You have full impact on the looks of your house. You will choose the tiles, the colour of the shutters and doors, the bathroom accessories, the layout of the kitchen, the size and shape of your pool etc. We will accompany you to the different shops offering the various services. The company provides high quality standard materials which you can choose from. In case your choice is not within our standards, you will only be charged the extra cost. Benakis Constructions cooperates with several tile/bathroom shops in the area, and for the woodwork we will accompany you to the union of carpenters of Chania who offers all types of carpentry to suit your needs. The internal doors, the kitchen and whatever you have chosen in wood will be tailor made by our carpenter.

You will advise us about the electrics and plumbing installations of your house, letting us know where you want the plugs and switches, where we need to install pipes for the washing machine, dishwasher, the position of the air conditioning units as well as the radiators etc.



The construction density on the plots does not include basements, balconies and terraces. So make sure your plans include plenty of exterior (covered and uncovered) spaces as you will live more outside than inside. In all cases, if the plot is outside the village boundaries, it is essential that you have the clearance from the Forestry Authority confirming that the plot is not designated as forestry.

Simply because the land has no trees on it does not mean it is not affected by this (certain rocks formations p.e. may also be considered "forestry").

To complicate matters further, the rules are different and can vary from one zone to another. Planning laws are very complicated and all sellers will claim that you can build on their land.


2. Planning and approval/ building permit.

Once you have found your plot, a local engineer has to be contacted to draw up plans and to submit the building application. Alternatively, one could make a draft by a non-Greek architect that is to be "translated" into Greek laws (earthquake proof, height of the ceilings, concrete columns etc). In any case, you need a local architect to submit the planning application.
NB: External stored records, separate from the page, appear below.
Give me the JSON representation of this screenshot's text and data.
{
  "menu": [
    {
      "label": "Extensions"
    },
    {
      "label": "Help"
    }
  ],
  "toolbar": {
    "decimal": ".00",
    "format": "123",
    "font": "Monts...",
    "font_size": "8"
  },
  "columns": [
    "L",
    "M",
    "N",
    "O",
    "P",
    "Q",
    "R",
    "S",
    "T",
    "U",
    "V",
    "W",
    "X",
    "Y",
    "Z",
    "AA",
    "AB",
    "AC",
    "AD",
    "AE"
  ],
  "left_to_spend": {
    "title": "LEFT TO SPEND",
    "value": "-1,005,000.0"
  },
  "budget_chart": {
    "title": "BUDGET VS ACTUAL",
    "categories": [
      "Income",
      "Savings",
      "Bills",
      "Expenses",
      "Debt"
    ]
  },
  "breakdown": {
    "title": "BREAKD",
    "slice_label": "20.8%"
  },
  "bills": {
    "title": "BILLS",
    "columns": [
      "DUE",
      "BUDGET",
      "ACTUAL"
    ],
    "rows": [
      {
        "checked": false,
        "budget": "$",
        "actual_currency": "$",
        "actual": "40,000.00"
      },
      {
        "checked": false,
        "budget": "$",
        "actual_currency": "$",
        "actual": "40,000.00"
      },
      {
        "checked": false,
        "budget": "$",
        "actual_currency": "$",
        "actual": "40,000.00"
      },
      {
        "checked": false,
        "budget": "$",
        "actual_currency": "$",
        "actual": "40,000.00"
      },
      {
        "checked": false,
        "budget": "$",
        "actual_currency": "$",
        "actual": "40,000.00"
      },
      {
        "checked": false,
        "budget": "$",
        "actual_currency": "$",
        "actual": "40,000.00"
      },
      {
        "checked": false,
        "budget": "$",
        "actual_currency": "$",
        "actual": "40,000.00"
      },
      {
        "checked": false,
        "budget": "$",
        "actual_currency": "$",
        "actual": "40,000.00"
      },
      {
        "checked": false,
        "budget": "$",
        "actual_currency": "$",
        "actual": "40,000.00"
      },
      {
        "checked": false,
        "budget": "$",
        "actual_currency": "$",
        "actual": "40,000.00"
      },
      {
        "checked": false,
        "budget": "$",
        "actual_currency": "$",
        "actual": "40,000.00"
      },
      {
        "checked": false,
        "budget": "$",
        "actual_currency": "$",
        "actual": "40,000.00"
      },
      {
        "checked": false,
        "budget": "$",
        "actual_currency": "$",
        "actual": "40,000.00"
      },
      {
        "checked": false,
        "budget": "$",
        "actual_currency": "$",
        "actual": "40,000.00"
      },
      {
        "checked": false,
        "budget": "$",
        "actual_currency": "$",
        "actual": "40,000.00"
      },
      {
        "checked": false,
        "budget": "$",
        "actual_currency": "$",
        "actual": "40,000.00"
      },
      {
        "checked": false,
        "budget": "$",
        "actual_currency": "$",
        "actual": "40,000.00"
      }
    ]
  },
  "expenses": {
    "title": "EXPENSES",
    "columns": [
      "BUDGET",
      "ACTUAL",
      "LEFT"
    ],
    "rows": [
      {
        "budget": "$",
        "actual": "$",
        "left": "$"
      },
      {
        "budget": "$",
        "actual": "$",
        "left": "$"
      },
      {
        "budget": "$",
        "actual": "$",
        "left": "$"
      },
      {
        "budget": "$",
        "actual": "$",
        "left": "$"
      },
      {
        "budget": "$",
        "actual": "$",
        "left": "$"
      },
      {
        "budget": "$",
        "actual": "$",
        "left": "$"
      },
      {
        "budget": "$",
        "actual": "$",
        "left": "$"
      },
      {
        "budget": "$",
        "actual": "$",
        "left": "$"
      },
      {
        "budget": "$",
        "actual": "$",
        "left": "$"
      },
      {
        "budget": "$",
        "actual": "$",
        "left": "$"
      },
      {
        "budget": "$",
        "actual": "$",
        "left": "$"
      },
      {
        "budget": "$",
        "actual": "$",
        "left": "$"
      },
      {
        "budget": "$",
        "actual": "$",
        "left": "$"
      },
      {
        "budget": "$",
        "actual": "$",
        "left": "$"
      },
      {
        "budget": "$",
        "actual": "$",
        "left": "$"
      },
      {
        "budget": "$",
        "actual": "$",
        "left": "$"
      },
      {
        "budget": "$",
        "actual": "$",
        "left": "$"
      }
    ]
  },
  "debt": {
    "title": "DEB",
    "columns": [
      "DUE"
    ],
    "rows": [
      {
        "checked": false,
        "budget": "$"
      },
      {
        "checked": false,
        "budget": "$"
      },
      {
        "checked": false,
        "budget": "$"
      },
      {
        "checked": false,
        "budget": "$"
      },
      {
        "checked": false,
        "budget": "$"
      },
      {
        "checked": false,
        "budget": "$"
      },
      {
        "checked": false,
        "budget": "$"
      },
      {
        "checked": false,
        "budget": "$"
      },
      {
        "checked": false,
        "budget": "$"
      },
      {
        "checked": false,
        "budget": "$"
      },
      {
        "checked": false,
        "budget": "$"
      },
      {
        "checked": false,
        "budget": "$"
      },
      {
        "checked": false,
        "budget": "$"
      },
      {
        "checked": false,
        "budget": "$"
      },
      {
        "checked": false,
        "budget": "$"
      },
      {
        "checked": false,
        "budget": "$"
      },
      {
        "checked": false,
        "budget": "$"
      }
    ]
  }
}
As also in your own country, you will discuss the design of your house and your individual ideas in close collaboration with the architect. You will give him your demands, required size and layout and based on your suggestions - and complying with Greek laws - he will design your house. The chosen architect will be your local partner and take over the coordination of all stakeholders (planners, government agencies, contractors, static, fire safety, energy efficiency, hydraulic and electrical design, etc.) on your behalf. His task is obviously very extensive and the collaboration will be lengthy. Keep in mind that you will not be regularly on site during construction, and that someone must therefore be your "eyes on the ground". The entire building process will be followed and together with the constructor Benakis Constructions you will be kept updated on the progress of the building with regular photos and emails.




3. The construction costs.

Once you have approved the plans, we will take the measurements and technical details from your engineer in order to provide you an exact cost of the building. The construction costs will be fully detailed with a complete list of works accompanied by a timetable of works and payments.

What are the key factors concerning the cost: is it a stone or brick built house? Is there a big slope on the plot requesting retaining walls? Is the access to the house easy or does it need concrete? Are electricity and water nearby? Are you happy with the standards offered by the constructor? How much landscaping does the plot need? All these matter in the costs of the building, but at the moment the approximate costs amount between €2.200 and €2.500 per m².
This price includes the building permit, 24% VAT, IKA (social security for the workers).

So what's the IKA all about? The tax office in Greece calculates how many man-hours it took to build your house and you pay for the number of days. Even if you were to physically build the house yourself, you would still have to pay. Only after you have paid the total IKA amount, you can contact the electricity board to arrange to connect your house with a mains supply. This normally takes a couple of months. Prior to that you will only receive minimal construction power.